En este punto de la trama, el narrador -seguidamente- nos hace saber que ante la orden de ejecutar a Natalia y a Santiago, que inicialmente fue desacatada por la tropa paramilitar, aparece -en escena- el papá de los niños con “una rula” en la mano; elemento figurativo o detalle que le permite al narratario evaluar técnica y éticamente (Hamon, 1984) el desequilibrio entre un hombre armado con un simple machete, objeto que lo configura como un campesino y no un guerrillero, y un ejército de militares y “paras, armados a más no poder. La aparición intempestiva del papá hace suponer al enunciatario, que él ha estado viendo, probablemente desde el exterior de la casa, el peligro inminente de muerte en que se encuentran sus hijos. Obsérvese que Alfonso Bolívar Tuberquia es construido, tímica y axiológicamente, en el discurso del paramilitar, y esto es muy significativo, como un padre acorralado por la angustia; dispuesto a todo para salvar a sus hijos que van a ser asesinados; que sale a calmarlos diciéndoles “que no les iba a pasar nada”, pese a que ellos se encuentran en poder de “36” y a defenderlos, a como dé lugar, suplicándoles primero a los comandantes que no asesinaran a los niños; luego, proponiendo que lo mataran a él y no a sus hijos para terminar arrodillado con las manos en la nuca, diciéndole a sus hijos (en un acto que lo construye, discursivamente, como un padre tierno y amoroso -precisamente- por la situación inhumana que está viviendo) cuando “ya es consciente de lo que iba a suceder (…), que ellos iban a hacer un viaje largo y que posiblemente no iban a regresar (Giraldo, 2010, p. 194). El relato del paramilitar se hace aún más estremecedor cuando nos informa que fue

(…) ahí en ese momento que la niña le buscó al niño una ropita en un taleguito y se lo entregó despidiéndose y fue cuando fueron apartados el niño y la niña hacia otro lado, quedándose alias “36” con la niña cargada en sus brazos, la niña se quedó diciendo adiós con las manos”. (Giraldo, 2010, p. 194).

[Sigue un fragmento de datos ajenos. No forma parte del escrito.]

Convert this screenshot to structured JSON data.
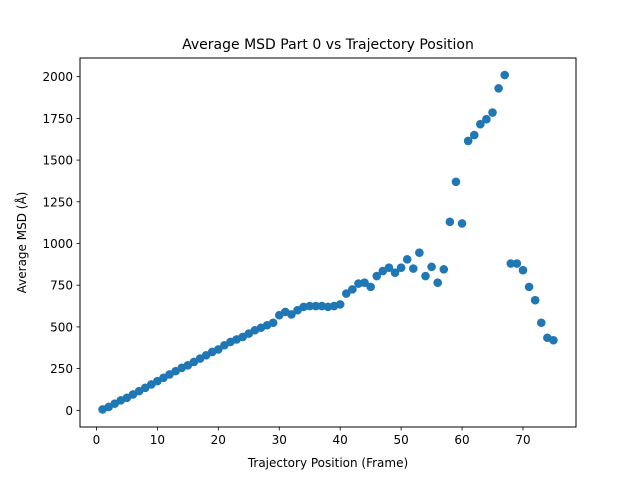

¿Cómo son configurados los niños en el relato del paramilitar? De Natalia vemos que el narrador la evalúa éticamente (Jouve, 2001) como una niña “simpática, agraciada, dos años mayor que Santiago, quien es igualmente valorado, en lo técnico (Jouve, 2001), por el paramilitar, como un niño “curiosito, inquieto, fisgón, dos años menor que su hermana. De ellos, el interlocutor nos ha hecho saber que han quedado huérfanos, que los encontraron (se supone) juntos debajo de la cama. Natalia es presentada, en lo tímico, como la hermana mayorcita que asume el rol materno de cuidar a su hermano, pese a su corta edad, ante el deceso de su madre y la subyugación de su padre. Este rol se hace visible cuando ella va, le busca y apera a su hermano de un taleguito con ropa para hacer el largo viaje, del que les ha hablado su padre. En lo cognitivo son presentados como dos niños ingenuos e inocentes que no logran entender las implicaciones de lo dicho por su padre. Los niños son construidos como víctimas inocentes, desprotegidas, que -injusta e indefensamente- van camino a la muerte, ejecutada por militares y paramilitares.

Finalmente, el interlocutor/paramilitar cierra su relato con el degollamiento de Natalia; relato que tiene en el narratario un efecto tímico de escalofrío.

(…) la niña estaba con el comando COBRA, (…) y observé que el comando COBRA tenía en sus manos un machetico, una peinillita y se la pasó por el cuello (…) yo vi como el comando COBRA sostenía con una mano a la niña por el hombro, enseguida la tomó por el cabello por encima de la cabeza y le pasó el machete por su garganta, la soltó y cayó la niña al suelo. Ya viendo este hecho me dispuse a seguir mi camino hasta mi unidad, después de esto no sé qué pasó. (Giraldo, 2010, p. 194).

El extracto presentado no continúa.